NASA will broadcast MRO’s Mars approach and orbital arrival live on NASA TV beginning at 3:30 p.m. EST today. You can watch it here

Technorati Tags:  Science, Space, technology, Cool Stuff, NASA, Planetary

Life’s Distant Outpost?

Friday, March 10th, 2006

"One of Saturn’s moons, Enceladus, is spewing out a giant plume of water vapor that is probably feeding one of the planet’s rings, scientists said on Thursday," Reuters reports, indicating the potential for biological life on the tiny moon.

NASA made the announcement yesterday, and it quickly became headline news around the world:

The findings, published in the journal Science, suggest that tiny Enceladus could have a liquid ocean under its icy surface which in theory could sustain primitive life, similar to Jupiter’s moon Europa. The plume was spotted by Cassini, a joint U.S.-European spacecraft that is visiting Saturn….

Several moons have been found to have evidence of liquid water and the chemical elements needed to make life, including Europa. But scientists are far more intrigued by the plume itself, a gigantic geyser of water vapor and tiny ice particles.

"It’s basically this giant plume of gas coming out of the south pole of Enceladus," Candy Hansen of NASA’S Jet Propulsion Laboratory in California said in a telephone interview.

"The plume is half the size of the moon. It’s huge," said Hansen, a planetary scientist. "Water is being spewed out of this moon. It solves some real mysteries that we have been struggling with over the years."

Indirect observations had shown the moon, discovered in 1789 by William Herschel, was rich in oxygen and hydrogen. But whether this was because of water was not clear.

Both water vapor and water particles were observed, as well as a smattering of other compounds such as methane and carbon dioxide, the international team of scientists report in a series of papers in Science.

It is possible the plume comes directly from ice, but more likely there is a liquid source, they said. It would have to be under the moon’s surface, which is covered with ice.

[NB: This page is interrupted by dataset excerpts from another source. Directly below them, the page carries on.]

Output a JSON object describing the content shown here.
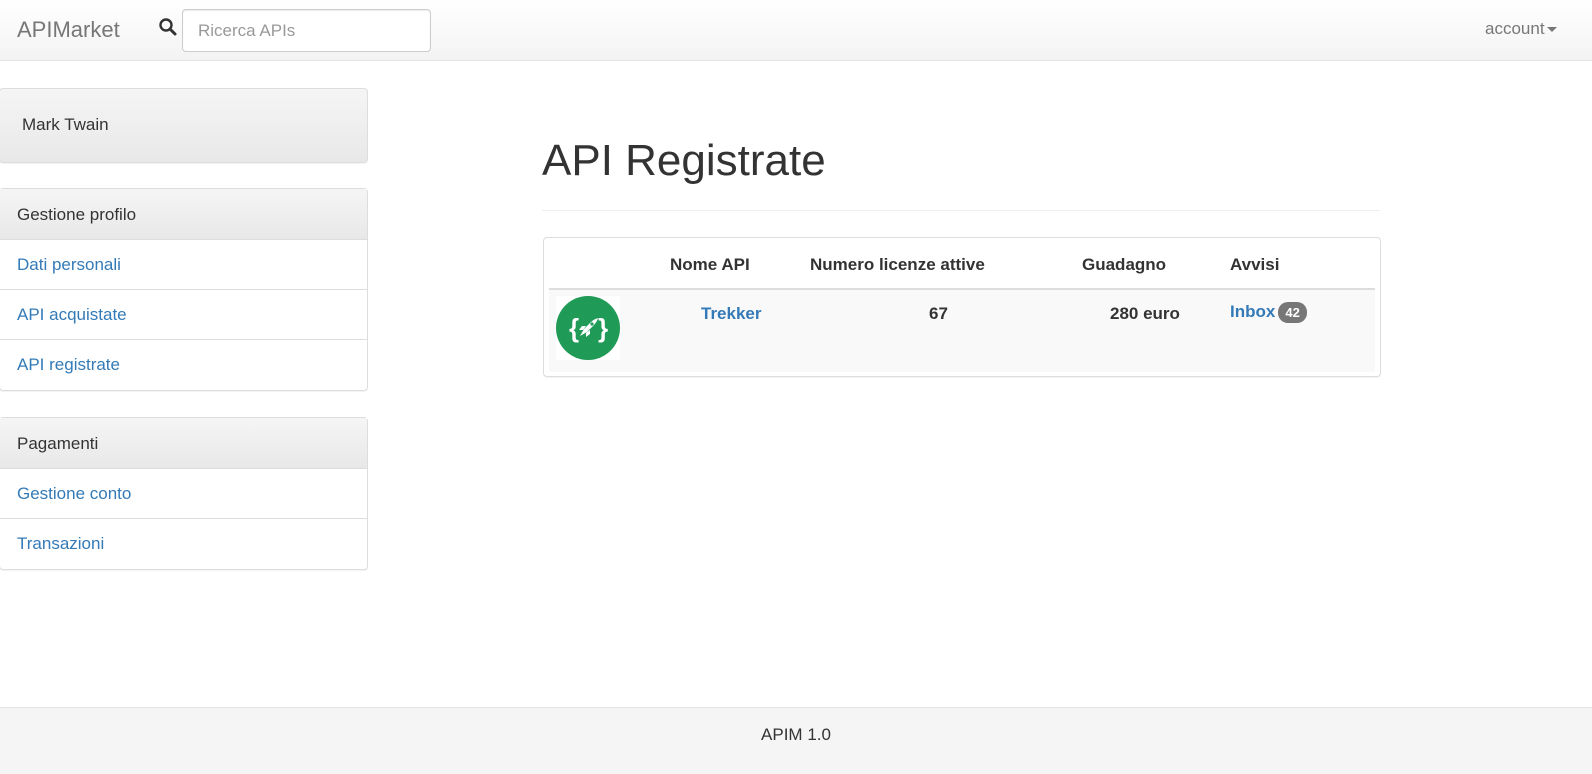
{
  "navbar": {
    "brand": "APIMarket",
    "search_placeholder": "Ricerca APIs",
    "search_value": "",
    "account_label": "account"
  },
  "sidebar": {
    "user_name": "Mark Twain",
    "profile": {
      "heading": "Gestione profilo",
      "items": [
        "Dati personali",
        "API acquistate",
        "API registrate"
      ]
    },
    "payments": {
      "heading": "Pagamenti",
      "items": [
        "Gestione conto",
        "Transazioni"
      ]
    }
  },
  "main": {
    "title": "API Registrate",
    "table": {
      "headers": [
        "Nome API",
        "Numero licenze attive",
        "Guadagno",
        "Avvisi"
      ],
      "rows": [
        {
          "logo_icon": "rocket-braces-icon",
          "name": "Trekker",
          "licenses": "67",
          "earnings": "280 euro",
          "alerts_link": "Inbox",
          "alerts_count": "42"
        }
      ]
    }
  },
  "footer": {
    "text": "APIM 1.0"
  },
  "colors": {
    "link": "#337ab7",
    "badge": "#777777",
    "logo_green": "#1f9a57"
  }
}
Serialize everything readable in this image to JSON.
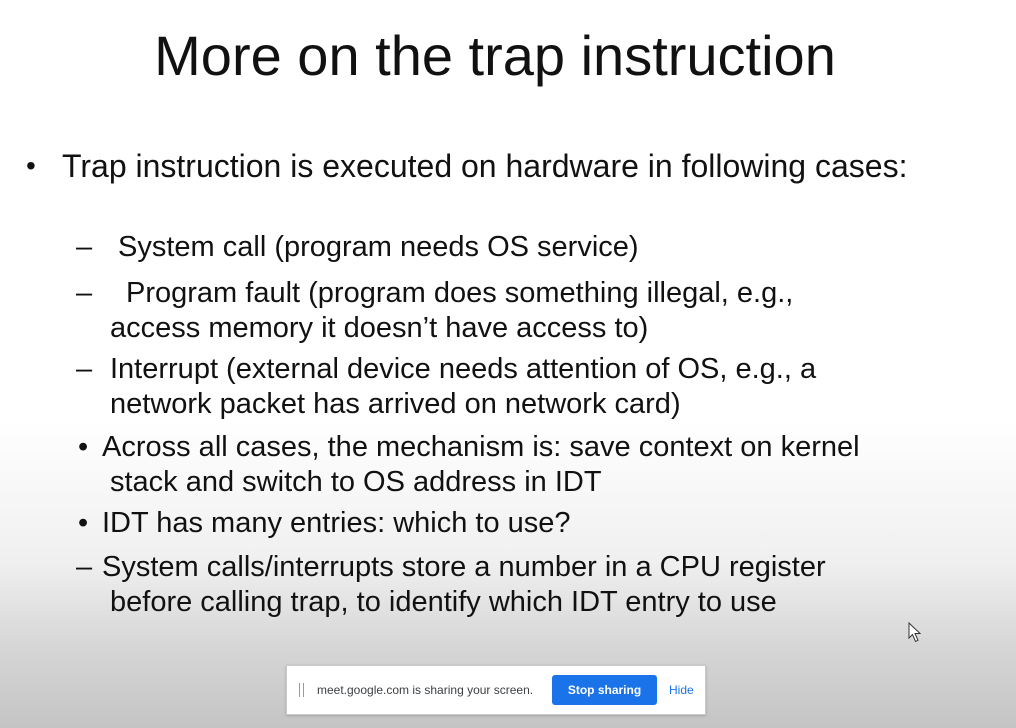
{
  "slide": {
    "title": "More on the trap instruction",
    "bullets": {
      "main": {
        "marker": "•",
        "text": "Trap instruction is executed on hardware in following cases:"
      },
      "sub1": {
        "marker": "–",
        "line1": "System call (program needs OS service)"
      },
      "sub2": {
        "marker": "–",
        "line1": "Program fault (program does something illegal, e.g.,",
        "line2": "access memory it doesn’t have access to)"
      },
      "sub3": {
        "marker": "–",
        "line1": "Interrupt (external device needs attention of OS, e.g., a",
        "line2": "network packet has arrived on network card)"
      },
      "dot1": {
        "marker": "•",
        "line1": "Across all cases, the mechanism is: save context on kernel",
        "line2": "stack and switch to OS address in IDT"
      },
      "dot2": {
        "marker": "•",
        "line1": "IDT has many entries: which to use?"
      },
      "dash4": {
        "marker": "–",
        "line1": "System calls/interrupts store a number in a CPU register",
        "line2": "before calling trap, to identify which IDT entry to use"
      }
    }
  },
  "share_bar": {
    "message": "meet.google.com is sharing your screen.",
    "stop_label": "Stop sharing",
    "hide_label": "Hide",
    "accent_color": "#1a73e8"
  },
  "icons": {
    "cursor": "mouse-pointer-icon",
    "grip": "drag-handle-icon"
  }
}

"If a wet domain exists at the bottom of Enceladus’ icy crust, like a miniature Europan ocean, Cassini may help to confirm it," Jeffrey Kargel of the University of Arizona at Tucson wrote in a commentary. "Might it be a habitat? Cassini cannot answer this question," Kargel added.

"Any life that existed could not be luxuriant and would have to deal with low temperatures, feeble metabolic energy, and perhaps a severe chemical environment. Nevertheless, we cannot discount the possibility that Enceladus might be life’s distant outpost."